The paper equates partition tolerance with latency (and timeout) by adding in the concept of a partition decision. The partition decision is a choice made by the system when faced with an operation that “times out”. Do you choose to (1) cancel the operation and decrease availability, or (2) proceed with the operation and risk inconsistency. Retrying indefinitely is in essence choosing C (consistency) over A (availability). By this argument, a partition is a time bound on communication, and inconsistencies may arise whenever two sides of the system are moving forward while being partitioned (i.e., without communication). Since we cannot guarantee the absence of timeouts, the challenge then is to mitigate the effect of the effects of a partition on consistency and availability.

Partition Recovery

At some point, communication between the system components will be restored and (1) the state on both sides of the partition must be made consistent and (2) any mistakes must be undone. The rest of the paper discusses strategies for achieving these goals.

The first strategy is using commutative replicated data types (CRDTs). CRDTs are a class of data structures that provably converge to a consistent state after a partition is resolved.

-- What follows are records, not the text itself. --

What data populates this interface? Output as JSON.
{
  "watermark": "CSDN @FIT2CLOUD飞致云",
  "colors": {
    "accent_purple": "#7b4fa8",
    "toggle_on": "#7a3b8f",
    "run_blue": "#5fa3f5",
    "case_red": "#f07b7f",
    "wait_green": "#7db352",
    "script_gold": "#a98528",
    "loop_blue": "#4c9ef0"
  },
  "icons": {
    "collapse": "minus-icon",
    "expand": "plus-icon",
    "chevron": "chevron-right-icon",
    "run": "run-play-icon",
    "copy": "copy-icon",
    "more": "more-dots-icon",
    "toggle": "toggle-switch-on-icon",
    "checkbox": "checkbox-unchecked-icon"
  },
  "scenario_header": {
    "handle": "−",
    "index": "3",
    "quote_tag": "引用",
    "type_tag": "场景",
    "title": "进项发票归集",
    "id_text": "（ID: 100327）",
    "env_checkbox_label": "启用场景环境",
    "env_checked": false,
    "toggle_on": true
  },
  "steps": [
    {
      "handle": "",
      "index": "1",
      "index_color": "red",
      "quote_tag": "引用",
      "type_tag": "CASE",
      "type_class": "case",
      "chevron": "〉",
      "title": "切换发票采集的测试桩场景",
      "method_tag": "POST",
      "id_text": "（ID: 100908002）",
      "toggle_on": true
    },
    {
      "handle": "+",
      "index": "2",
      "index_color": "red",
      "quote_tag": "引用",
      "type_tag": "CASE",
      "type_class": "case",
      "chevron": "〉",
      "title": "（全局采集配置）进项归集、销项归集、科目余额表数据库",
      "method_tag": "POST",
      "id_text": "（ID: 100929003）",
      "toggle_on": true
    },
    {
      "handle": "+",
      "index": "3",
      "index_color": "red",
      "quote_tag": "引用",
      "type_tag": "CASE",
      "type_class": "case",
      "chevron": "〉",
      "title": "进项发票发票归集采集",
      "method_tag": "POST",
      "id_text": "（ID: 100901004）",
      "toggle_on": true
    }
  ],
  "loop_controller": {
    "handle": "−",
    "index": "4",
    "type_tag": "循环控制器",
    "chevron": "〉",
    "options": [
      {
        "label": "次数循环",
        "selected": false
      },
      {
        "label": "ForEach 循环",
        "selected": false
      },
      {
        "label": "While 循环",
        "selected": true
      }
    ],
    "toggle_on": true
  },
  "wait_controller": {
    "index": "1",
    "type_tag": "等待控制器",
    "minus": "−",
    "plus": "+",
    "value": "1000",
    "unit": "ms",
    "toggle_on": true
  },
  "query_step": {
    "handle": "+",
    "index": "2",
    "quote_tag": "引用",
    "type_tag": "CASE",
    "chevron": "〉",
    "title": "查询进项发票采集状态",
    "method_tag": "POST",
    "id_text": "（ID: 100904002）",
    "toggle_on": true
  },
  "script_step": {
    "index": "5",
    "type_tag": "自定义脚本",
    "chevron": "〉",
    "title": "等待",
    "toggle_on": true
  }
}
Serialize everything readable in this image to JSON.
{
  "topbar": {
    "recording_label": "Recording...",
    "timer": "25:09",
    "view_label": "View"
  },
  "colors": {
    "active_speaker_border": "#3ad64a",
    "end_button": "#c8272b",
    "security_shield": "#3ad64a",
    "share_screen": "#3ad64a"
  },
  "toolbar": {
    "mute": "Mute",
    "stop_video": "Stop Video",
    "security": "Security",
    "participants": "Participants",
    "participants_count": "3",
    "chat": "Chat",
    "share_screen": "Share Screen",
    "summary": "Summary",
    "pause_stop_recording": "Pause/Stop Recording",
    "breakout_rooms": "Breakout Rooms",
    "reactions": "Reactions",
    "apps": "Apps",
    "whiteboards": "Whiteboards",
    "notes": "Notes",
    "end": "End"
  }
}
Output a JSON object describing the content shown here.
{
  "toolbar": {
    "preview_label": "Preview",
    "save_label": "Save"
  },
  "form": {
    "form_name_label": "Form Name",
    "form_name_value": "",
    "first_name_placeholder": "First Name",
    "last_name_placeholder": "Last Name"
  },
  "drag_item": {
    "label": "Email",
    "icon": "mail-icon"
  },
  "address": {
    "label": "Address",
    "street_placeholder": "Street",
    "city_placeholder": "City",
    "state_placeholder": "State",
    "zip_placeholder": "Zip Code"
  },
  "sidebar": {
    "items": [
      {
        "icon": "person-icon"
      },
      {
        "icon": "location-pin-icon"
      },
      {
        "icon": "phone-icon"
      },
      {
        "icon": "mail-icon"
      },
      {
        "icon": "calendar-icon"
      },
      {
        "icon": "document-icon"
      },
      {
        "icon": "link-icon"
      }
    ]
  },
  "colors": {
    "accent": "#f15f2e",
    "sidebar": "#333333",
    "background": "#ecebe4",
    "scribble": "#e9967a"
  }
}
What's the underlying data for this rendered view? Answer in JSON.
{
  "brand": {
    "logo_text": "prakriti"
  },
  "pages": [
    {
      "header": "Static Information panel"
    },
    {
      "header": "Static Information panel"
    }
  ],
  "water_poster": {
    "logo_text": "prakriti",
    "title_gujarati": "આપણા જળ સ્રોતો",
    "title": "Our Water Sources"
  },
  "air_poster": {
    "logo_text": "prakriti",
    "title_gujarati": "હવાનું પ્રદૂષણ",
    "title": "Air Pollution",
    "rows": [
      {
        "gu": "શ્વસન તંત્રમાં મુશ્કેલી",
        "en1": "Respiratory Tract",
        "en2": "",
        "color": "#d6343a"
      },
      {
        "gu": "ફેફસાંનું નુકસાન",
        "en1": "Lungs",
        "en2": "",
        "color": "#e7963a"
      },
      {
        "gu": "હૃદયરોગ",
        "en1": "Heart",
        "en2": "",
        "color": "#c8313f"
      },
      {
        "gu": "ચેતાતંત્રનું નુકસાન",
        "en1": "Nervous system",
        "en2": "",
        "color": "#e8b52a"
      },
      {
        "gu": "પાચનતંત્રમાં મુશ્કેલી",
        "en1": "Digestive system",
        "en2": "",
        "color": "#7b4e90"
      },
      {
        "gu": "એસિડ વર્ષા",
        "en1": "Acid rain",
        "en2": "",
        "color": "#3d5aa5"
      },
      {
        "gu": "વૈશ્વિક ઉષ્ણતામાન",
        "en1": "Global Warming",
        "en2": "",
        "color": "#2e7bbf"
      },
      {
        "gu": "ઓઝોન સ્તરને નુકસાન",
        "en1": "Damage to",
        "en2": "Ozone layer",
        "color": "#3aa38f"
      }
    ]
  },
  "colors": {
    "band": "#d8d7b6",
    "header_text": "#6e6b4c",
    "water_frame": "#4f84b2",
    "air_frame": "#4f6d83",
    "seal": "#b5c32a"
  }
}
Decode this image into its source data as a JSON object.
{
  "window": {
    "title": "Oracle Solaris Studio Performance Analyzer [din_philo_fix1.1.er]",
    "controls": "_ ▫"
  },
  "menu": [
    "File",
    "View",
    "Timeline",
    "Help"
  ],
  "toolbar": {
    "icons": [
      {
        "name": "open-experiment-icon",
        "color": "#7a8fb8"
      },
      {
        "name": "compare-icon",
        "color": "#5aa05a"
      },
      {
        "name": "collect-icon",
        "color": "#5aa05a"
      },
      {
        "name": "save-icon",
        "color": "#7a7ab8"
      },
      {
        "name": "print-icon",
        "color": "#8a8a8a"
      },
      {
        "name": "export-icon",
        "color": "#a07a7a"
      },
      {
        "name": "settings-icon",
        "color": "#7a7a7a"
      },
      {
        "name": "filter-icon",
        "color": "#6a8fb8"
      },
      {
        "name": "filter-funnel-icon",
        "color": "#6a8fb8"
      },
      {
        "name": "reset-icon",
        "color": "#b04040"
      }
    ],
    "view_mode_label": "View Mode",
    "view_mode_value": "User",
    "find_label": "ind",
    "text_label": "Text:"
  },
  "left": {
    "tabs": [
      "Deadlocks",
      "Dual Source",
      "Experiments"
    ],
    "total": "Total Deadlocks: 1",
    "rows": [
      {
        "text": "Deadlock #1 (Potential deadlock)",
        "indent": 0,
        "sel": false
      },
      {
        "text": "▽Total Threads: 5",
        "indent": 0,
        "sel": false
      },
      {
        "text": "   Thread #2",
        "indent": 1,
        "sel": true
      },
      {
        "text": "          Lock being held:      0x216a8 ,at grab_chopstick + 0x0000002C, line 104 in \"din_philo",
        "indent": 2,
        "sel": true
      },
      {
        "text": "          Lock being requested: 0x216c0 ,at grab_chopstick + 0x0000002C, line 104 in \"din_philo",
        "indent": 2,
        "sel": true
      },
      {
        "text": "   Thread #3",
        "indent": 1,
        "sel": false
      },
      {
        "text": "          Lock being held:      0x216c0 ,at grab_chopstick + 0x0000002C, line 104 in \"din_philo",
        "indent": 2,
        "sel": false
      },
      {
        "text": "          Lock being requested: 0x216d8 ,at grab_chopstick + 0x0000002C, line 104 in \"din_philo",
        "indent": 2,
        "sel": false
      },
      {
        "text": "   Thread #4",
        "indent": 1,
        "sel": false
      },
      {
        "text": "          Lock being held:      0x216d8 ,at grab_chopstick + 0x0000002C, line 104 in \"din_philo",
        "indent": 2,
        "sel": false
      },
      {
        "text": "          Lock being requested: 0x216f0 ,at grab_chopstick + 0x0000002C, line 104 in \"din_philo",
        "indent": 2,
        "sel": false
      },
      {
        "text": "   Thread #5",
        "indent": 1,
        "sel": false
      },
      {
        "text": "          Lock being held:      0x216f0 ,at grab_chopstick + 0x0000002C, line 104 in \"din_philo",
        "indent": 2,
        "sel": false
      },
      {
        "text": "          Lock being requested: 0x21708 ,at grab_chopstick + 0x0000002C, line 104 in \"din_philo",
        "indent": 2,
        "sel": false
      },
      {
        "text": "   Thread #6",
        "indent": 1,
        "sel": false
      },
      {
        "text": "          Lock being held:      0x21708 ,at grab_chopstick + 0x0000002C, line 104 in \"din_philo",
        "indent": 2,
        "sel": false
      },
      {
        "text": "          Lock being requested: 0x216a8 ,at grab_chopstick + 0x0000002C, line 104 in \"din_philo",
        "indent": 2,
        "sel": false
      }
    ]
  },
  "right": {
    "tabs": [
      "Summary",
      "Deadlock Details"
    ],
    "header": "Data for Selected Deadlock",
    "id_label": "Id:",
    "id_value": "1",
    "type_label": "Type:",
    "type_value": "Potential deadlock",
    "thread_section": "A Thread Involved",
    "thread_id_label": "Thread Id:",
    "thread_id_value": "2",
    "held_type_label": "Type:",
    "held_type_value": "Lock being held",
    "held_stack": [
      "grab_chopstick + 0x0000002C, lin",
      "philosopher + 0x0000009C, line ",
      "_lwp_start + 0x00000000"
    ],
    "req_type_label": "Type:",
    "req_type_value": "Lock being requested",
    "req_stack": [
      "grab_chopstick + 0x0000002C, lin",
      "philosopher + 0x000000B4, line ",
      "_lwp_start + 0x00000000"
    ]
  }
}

A second strategy is using compensating transactions to fix any inconsistencies after a partition is resolved. The compensating transaction is responsible for recovering a consistent state by reconciling the view of the system that exists on each side of the partition.

Wrapping Up

Any time a shared-data system is distributed over multiple machines you are faced with the possibility of a network partition. This paper outlines a few methods for reasoning about system state given this reality. The discussion of methods for handling partition recovery is brief but the additional resources in the paper provide a jumping off point for additional research.